Vervolgens introduceert Leland drie groepen beleggers. Naast de insiders vormen de ‘liquidity traders’ een belangrijke groep. Deze groep
laat zich niet primair leiden door prijsontwikkelingen, maar begeeft zich vooral op de markt om tijdelijke liquiditeitsoverschotten (en tekorten) over de tijd te spreiden. Een voorbeeld hiervan is iemand die een ontvangen erfenis in aandelen belegt voor een goede oude
dag, de dividenden gebruikt voor consumptieve doeleinden, en plotseling toch weer een gedeelte van zijn aandelen verkoopt ter
financiering van een auto. De derde en grootste groep van beleggers, de outsiders, probeert juist wel in te spelen op
marktontwikkelingen, maar beschikt per definitie over minder informatie dan de insiders.

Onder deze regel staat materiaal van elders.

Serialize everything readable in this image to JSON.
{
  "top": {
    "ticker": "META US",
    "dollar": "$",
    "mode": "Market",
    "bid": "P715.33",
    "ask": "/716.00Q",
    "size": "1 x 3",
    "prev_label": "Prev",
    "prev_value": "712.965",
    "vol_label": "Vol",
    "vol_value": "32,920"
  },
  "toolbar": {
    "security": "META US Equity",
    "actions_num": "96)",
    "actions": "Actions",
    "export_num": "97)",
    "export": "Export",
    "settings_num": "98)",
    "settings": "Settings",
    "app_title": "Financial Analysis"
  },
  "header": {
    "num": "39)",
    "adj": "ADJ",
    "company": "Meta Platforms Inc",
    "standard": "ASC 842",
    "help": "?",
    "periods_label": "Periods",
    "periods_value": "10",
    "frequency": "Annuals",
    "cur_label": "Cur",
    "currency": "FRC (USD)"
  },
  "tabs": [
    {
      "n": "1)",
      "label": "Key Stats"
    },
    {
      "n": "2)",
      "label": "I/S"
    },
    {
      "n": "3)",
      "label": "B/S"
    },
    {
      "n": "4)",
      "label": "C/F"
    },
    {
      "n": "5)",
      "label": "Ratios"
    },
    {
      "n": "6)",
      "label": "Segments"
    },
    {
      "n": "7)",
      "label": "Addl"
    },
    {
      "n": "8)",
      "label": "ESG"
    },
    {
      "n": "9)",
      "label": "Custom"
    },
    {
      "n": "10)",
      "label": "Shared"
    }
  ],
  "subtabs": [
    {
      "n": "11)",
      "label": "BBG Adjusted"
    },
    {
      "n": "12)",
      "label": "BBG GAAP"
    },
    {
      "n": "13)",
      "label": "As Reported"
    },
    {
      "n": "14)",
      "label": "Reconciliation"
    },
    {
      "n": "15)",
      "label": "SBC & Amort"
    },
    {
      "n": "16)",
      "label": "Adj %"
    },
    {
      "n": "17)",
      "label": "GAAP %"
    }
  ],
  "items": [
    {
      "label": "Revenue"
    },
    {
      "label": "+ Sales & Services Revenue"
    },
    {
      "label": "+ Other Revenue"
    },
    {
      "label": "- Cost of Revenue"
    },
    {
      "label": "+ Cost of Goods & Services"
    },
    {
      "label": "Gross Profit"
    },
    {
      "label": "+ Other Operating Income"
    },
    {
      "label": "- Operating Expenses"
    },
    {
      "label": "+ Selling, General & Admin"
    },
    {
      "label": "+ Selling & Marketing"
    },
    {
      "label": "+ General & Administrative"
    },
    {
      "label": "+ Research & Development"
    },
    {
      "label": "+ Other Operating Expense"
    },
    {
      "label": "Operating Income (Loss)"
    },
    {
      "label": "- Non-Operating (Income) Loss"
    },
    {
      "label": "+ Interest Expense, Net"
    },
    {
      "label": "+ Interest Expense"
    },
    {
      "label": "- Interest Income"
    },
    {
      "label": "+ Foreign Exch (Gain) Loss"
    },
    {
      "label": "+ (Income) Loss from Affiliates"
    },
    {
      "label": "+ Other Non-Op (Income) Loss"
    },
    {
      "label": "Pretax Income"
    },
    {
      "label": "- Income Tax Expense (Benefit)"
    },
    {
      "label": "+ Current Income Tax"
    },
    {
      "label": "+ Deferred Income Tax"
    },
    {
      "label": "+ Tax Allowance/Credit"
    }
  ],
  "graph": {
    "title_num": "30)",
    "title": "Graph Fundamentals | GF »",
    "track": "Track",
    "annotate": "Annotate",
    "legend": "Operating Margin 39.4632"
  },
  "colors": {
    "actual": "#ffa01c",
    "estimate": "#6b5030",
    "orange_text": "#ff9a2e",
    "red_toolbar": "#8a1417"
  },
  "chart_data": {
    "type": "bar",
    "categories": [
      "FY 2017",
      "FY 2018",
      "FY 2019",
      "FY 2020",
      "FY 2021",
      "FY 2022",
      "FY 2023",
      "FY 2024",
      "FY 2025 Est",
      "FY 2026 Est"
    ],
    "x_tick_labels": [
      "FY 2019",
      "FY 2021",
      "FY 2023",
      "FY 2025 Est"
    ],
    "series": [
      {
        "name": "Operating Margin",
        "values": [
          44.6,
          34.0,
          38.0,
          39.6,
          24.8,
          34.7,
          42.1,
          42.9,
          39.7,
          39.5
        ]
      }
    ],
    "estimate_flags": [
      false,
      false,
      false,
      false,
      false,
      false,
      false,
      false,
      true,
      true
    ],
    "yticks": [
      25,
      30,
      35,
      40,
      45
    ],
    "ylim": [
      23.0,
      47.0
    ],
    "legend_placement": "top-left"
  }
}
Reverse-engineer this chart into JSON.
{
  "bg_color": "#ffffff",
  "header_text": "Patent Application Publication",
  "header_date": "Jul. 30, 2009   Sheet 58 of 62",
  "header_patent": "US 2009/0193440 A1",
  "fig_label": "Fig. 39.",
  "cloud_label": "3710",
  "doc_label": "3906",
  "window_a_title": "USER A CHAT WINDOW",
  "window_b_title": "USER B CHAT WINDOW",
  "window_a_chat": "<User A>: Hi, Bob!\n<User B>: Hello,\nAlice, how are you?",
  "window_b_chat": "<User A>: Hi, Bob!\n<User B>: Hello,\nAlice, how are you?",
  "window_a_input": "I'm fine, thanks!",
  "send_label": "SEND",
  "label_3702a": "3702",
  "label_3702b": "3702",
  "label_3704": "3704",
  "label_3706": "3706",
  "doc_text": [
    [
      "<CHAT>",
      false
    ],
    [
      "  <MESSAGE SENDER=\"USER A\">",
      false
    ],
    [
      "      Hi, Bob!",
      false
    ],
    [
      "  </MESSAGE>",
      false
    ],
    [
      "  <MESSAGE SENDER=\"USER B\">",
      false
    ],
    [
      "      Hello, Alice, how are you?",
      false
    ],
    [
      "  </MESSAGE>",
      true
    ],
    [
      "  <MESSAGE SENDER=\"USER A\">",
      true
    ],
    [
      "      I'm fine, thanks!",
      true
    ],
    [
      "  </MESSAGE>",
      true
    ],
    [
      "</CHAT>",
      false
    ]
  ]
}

Een eerste belangrijke conclusie van het model is dat het toestaan van handel met voorwetenschap leidt tot gemiddeld hogere koersen.
Op zichzelf is dit een wenselijk resultaat, conform de redenering van de voorstanders. Leland haast zich echter te zeggen dat dit slechts
een deelresultaat is. Voor het totale welvaartseffect dient onderzocht te worden hoe deze verhoogde informatie-efficiëntie doorwerkt in
het nut van de afzonderlijke groepen beleggers.
Het moge duidelijk zijn dat insiders beter af zijn, aangezien verondersteld wordt dat zij bij een verbod helemaal niet kunnen handelen. De
outsiders zijn slechter af. Aangezien zij zich op een markt met insiders begeven, zullen zij gemiddeld genomen meer aandelen bezitten als
het verwachte rendement laag is, en minder als het hoog is. De grootste verliezers zijn echter de liquidity traders, omdat de aanwezigheid
van insiders leidt tot een verminderde marktliquiditeit. Men spreekt in dit geval van een lage marktliquiditeit indien aan- en
verkooporders relatief grote prijsveranderingen tot gevolg hebben. Beschouw als voorbeeld de persoon die zijn erfenis in aandelen wil
beleggen. Als de markt meent dat deze extra vraag naar aandelen van insiders komt, zal de koers extra gaan stijgen. Dit betekent dat de
liquidity trader zijn aandelen tegen een hogere prijs moet aanschaffen, hetgeen natuurlijk in zijn nadeel is.
Samenvattend kan als belangrijkste voordeel van het toestaan van handel met voorwetenschap genoemd worden het verhoogde
investeringsniveau, en als belangrijkste nadeel het lagere nut van de liquidity traders. Welke van deze twee effecten het sterkst is hangt
af van de omstandigheden. Mogelijk, maar hier gaat het artikel niet verder op in, zijn over een lange periode bezien de nadelen altijd
groter dan de voordelen.
Een mogelijke verklaring is de volgende. Het zijn de liquidity traders die de meeste schade lijden door het handelen van insiders. Op de
korte termijn kunnen zij hier niets aan doen, aangezien de kapitaalmarkt in ons systeem een zeer belangrijke functie vervult bij het
spreiden van onregelmatige inkomensstromen. Indien de schade echter te groot wordt zullen liquidity traders een alternatief zoeken, en
de beurs gaan mijden. Voor de aandelenmarkt is dat een slechte zaak, omdat het totale handelsvolumel daardoor flink zal afnemen. Een
van de belangrijkste voorwaarden voor een goed functionerende aandelenmarkt is juist voldoende handel, die ervoor zorgt dat er altijd
vraag en aanbod is en dus dat de markt liquide is. Als het toestaan van handel met voorkennis ten koste gaat van die liquiditeit, dan
wordt handelen op de beurs moeizamer en komen de mogelijke voordelen ervan minder tot hun recht

1 H.E. Leland, Insider trading: should it be prohibited?, Journal of Political Economy, 1992, blz. 859-887.